In 2014, Bivins founded the Alabama Women in Jazz Festival. She initially called it Huntsville Women in Jazz, but the following year she changed the name to reflect its statewide scope and impact.

“It is a unique program that provides performance opportunities for women performers on all levels,” she said. “I want to see more underserved students and underrepresented women in the jazz area and women in music.”

Bivins is in the process of planning the ninth annual festival, scheduled for Sept. 9-10. The event will feature musicians, composers, vocalists, educators and blues performers from across the state.

In 2017, Paula Atherton performed at the festival. Atherton is a jazz composer, saxophonist, flutist and vocalist.

In a statement after the performance, she wrote: “Music education is a vital part of anyone’s education – whether you go on to be a professional musician or not. Valley Arts is playing an important role by bringing great musical performances and workshops to the community.”

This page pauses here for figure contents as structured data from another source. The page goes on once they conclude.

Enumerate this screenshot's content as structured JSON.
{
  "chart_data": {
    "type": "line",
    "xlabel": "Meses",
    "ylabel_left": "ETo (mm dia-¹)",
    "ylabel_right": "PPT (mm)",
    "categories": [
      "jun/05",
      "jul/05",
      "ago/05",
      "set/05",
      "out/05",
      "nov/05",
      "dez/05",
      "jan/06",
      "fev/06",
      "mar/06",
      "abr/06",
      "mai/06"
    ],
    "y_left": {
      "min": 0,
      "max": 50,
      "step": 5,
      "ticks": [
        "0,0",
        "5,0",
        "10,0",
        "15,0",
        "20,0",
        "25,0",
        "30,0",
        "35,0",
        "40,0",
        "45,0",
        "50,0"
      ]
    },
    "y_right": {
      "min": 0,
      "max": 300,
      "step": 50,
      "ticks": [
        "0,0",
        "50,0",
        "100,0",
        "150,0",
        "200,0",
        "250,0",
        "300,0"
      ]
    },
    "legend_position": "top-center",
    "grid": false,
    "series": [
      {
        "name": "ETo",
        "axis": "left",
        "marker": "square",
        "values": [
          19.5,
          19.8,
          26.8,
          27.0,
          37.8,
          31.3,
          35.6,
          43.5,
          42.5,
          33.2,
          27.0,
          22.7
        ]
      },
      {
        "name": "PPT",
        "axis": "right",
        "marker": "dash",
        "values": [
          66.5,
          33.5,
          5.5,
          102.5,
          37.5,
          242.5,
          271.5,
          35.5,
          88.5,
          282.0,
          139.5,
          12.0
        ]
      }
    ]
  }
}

Atherton noted that University of Southern California neuroscientists found during a five-year study that “music instruction accelerates brain development in young children, particularly in the areas of the brain responsible for processing sound, language development, speech perception and reading skills. … Other studies have shown music instruction to improve math skills. You can’t argue with that.”

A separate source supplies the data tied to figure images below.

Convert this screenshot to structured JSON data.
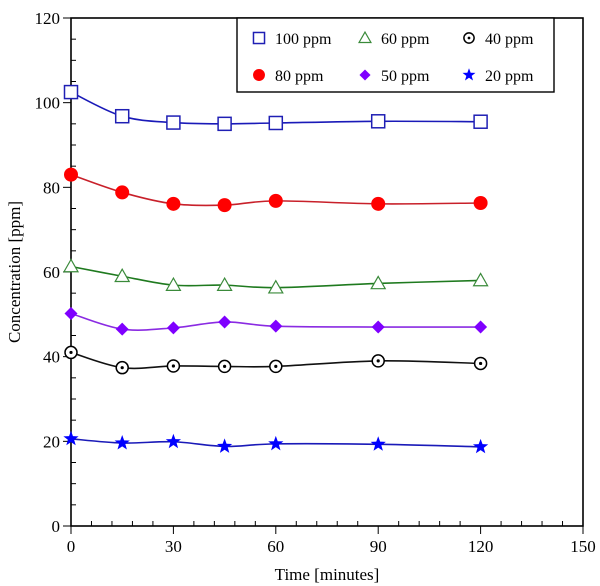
{
  "chart_data": {
    "type": "line",
    "title": "",
    "xlabel": "Time [minutes]",
    "ylabel": "Concentration [ppm]",
    "xlim": [
      0,
      150
    ],
    "ylim": [
      0,
      120
    ],
    "x_ticks": [
      0,
      30,
      60,
      90,
      120,
      150
    ],
    "y_ticks": [
      0,
      20,
      40,
      60,
      80,
      100,
      120
    ],
    "x_minor_step": 6,
    "y_minor_step": 5,
    "grid": false,
    "legend_position": "top-right",
    "x": [
      0,
      15,
      30,
      45,
      60,
      90,
      120
    ],
    "series": [
      {
        "name": "100 ppm",
        "marker": "square-open",
        "color": "#1f1fb4",
        "line_color": "#1a1ab8",
        "values": [
          102.5,
          96.8,
          95.3,
          95.0,
          95.2,
          95.6,
          95.5
        ]
      },
      {
        "name": "80 ppm",
        "marker": "circle-filled",
        "color": "#ff0000",
        "line_color": "#c8202a",
        "values": [
          83.0,
          78.8,
          76.1,
          75.8,
          76.8,
          76.1,
          76.3
        ]
      },
      {
        "name": "60 ppm",
        "marker": "triangle-open",
        "color": "#3a8a3a",
        "line_color": "#1f7a1f",
        "values": [
          61.3,
          59.0,
          56.9,
          56.9,
          56.3,
          57.3,
          58.0
        ]
      },
      {
        "name": "50 ppm",
        "marker": "diamond-filled",
        "color": "#7f00ff",
        "line_color": "#8a2be2",
        "values": [
          50.2,
          46.5,
          46.8,
          48.2,
          47.2,
          47.0,
          47.0
        ]
      },
      {
        "name": "40 ppm",
        "marker": "circle-dot",
        "color": "#000000",
        "line_color": "#111111",
        "values": [
          41.0,
          37.4,
          37.8,
          37.7,
          37.7,
          39.0,
          38.4
        ]
      },
      {
        "name": "20 ppm",
        "marker": "star-filled",
        "color": "#0000ff",
        "line_color": "#1a1ab8",
        "values": [
          20.6,
          19.6,
          19.9,
          18.8,
          19.4,
          19.3,
          18.7
        ]
      }
    ],
    "legend_order": [
      0,
      2,
      4,
      1,
      3,
      5
    ]
  }
}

Bivins began her latest project, “A Tribute to Great Jazz Divas,” in 2016. The tribute kicks off with live music one week prior to the Thanksgiving holiday. The performances shine a spotlight on legendary jazz singers.

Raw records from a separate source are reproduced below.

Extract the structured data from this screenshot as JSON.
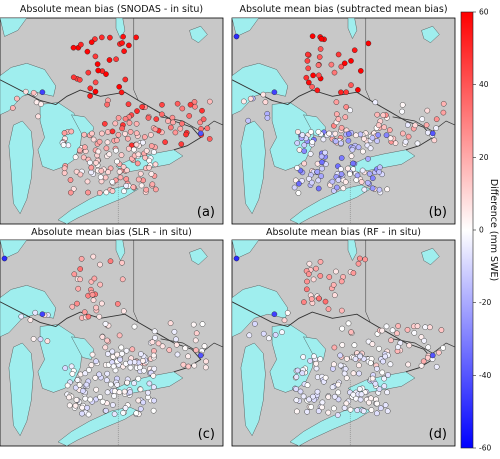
{
  "chart_data": [
    {
      "type": "scatter",
      "title": "Absolute mean bias (SNODAS - in situ)",
      "panel_label": "(a)",
      "bias_pattern": "strong_positive",
      "seed": 11
    },
    {
      "type": "scatter",
      "title": "Absolute mean bias (subtracted mean bias)",
      "panel_label": "(b)",
      "bias_pattern": "mixed",
      "seed": 23
    },
    {
      "type": "scatter",
      "title": "Absolute mean bias (SLR - in situ)",
      "panel_label": "(c)",
      "bias_pattern": "weak",
      "seed": 37
    },
    {
      "type": "scatter",
      "title": "Absolute mean bias (RF - in situ)",
      "panel_label": "(d)",
      "bias_pattern": "weak",
      "seed": 53
    }
  ],
  "colorbar": {
    "label": "Difference (mm SWE)",
    "min": -60,
    "max": 60,
    "ticks": [
      60,
      40,
      20,
      0,
      -20,
      -40,
      -60
    ],
    "colors": {
      "high": "#ff0000",
      "mid": "#ffffff",
      "low": "#0000ff"
    }
  },
  "map_colors": {
    "land": "#c8c8c8",
    "water": "#9feeee",
    "border": "#333333"
  }
}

“This is an opportunity for local vocalists to experience a unique level of performance and to challenge themselves to elevate their voices and sharpen their stage experience from a different perspective,” she said. “Typically, there are six vocalists who must be able to sing and project. I am proud to have shared experiences with students and emerging artists like Brandee Younger, an African American harpist and composer from New York and protégé of Alice Coltrane. In 2018, Younger presented a roundtable workshop session at Ronald E. McNair Junior High School in Huntsville for about 30 students of whom about 10 to15 participated in a masterclass.”

Bivins was the personal artist manager to the late Charmayne “Maxee” Maxwell six months prior to Maxwell joining the contemporary rhythm and blues group Brownstone. She also co-managed Brenda Holloway, who is best known for the Motown hit  “Every Little Bit Hurts.”

Known for her hard work in the community, Bivins received the 2015 Women in Jazz Day Proclamation from the city of Huntsville and is the first African American woman to become a jazz festival promoter in Huntsville.

Throughout Bivins’ career, she has presented numerous music programs in north Alabama, and Madison and Morgan counties. She maintains partnerships with the University of Alabama in Huntsville and the Huntsville Housing Authority. VAE’s office is located on the grounds of the housing authority.